А Катя в это время лихорадочно соображала, нельзя ли как-нибудь отыскать заговоренную палочку, которую она предусмотрительно воткнула в прическу, сооруженную Аленой. Вот только не могла придумать, как её на себе отыскать? Теперь палочка - одна из её многочисленных перьев. Не станешь же выщипывать их все, чтобы отыскать то, единственное.

Антип добросовестно выполнил свою работу, хотя для маленького воробья старинный свиток с печатью был безмерно тяжел. Тут, видимо, сказалась природная цепкость домового - то, во что он вцеплялся, из рук - простите, из клюва! - он не выпускал.
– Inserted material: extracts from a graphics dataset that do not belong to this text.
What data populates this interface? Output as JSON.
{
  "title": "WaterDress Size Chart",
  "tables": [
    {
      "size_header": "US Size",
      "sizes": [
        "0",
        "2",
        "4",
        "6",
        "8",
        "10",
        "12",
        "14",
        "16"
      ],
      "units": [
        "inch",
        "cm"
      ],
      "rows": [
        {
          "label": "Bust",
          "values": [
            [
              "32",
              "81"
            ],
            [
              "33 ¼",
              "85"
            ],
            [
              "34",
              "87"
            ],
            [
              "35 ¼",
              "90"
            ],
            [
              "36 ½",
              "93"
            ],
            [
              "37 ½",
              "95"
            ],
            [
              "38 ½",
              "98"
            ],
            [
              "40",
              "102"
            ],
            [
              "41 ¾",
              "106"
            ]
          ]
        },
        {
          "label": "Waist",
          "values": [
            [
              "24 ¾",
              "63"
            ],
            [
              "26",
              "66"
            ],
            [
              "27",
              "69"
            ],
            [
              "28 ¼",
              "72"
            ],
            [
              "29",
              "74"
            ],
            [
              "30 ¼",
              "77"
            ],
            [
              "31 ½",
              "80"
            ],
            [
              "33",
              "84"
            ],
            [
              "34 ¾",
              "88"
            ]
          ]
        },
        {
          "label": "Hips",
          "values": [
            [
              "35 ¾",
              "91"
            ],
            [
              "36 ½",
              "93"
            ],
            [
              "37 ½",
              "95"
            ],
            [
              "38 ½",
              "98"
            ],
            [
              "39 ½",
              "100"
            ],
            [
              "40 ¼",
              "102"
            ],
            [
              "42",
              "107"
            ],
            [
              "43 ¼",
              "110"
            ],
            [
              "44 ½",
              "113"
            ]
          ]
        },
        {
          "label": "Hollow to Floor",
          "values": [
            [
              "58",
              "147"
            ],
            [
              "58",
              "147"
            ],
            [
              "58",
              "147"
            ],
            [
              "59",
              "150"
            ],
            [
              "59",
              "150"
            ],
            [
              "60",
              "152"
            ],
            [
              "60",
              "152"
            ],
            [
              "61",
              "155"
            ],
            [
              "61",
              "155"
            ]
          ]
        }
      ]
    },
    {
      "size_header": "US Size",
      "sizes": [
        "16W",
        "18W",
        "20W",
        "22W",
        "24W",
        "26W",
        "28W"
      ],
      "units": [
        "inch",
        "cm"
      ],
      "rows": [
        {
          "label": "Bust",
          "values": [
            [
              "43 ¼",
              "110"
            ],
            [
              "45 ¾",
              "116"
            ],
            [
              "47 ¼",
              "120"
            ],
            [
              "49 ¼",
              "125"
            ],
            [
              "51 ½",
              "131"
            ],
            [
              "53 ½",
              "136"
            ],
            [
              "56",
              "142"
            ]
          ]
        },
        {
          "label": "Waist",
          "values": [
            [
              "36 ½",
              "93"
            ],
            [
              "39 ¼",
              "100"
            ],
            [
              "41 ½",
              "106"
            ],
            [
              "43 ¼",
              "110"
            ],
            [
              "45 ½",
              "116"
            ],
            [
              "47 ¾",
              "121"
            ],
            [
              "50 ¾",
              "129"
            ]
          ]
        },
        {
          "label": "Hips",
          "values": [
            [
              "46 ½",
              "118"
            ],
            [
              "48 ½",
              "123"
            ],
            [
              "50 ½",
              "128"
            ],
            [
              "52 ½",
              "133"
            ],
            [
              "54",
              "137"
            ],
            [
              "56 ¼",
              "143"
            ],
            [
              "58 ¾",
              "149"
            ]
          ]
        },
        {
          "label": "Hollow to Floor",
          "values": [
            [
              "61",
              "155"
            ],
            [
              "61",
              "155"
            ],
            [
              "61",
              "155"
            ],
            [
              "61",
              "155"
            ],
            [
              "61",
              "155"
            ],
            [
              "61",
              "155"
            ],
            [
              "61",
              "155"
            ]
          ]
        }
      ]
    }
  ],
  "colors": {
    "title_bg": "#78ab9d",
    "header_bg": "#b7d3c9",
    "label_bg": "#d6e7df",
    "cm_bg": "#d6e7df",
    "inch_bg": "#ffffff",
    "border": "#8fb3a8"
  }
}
Полководец откланялся и великая ханша, кивнув ему на прощанье, сказала:

– Все, на сегодня больше никаких приемов.У меня есть кое-что поинтереснее.

Она небрежно бросила в кучу даров, которые просто лежали горкой посреди её шатра, роскошную не то корону, не то диадему, перевела взгляд на маленький столик из слоновой кости и слова замерли у неё на губах:

– Как ты это сделала?

– Что? - притворилась непонимающей Катя - крик попугая звучал пронзительно и издевательски. - Что сделала? Что сделала?

– Не притворяйся! - гневно прикрикнула на неё маг. - Я спрашиваю, куда ты дела трактат Ибн Сины?

– Я его не брала! - птица качнула головкой с хохолком.

Ее слова были правдой, и Полактия Фортунатовна поняла это.

– Уж не хочешь ли ты сказать, что её украл Джэбэ?

Она на секунду замерла. Видно, проследила путь полководца и проверила, нет ли с ним рукописи.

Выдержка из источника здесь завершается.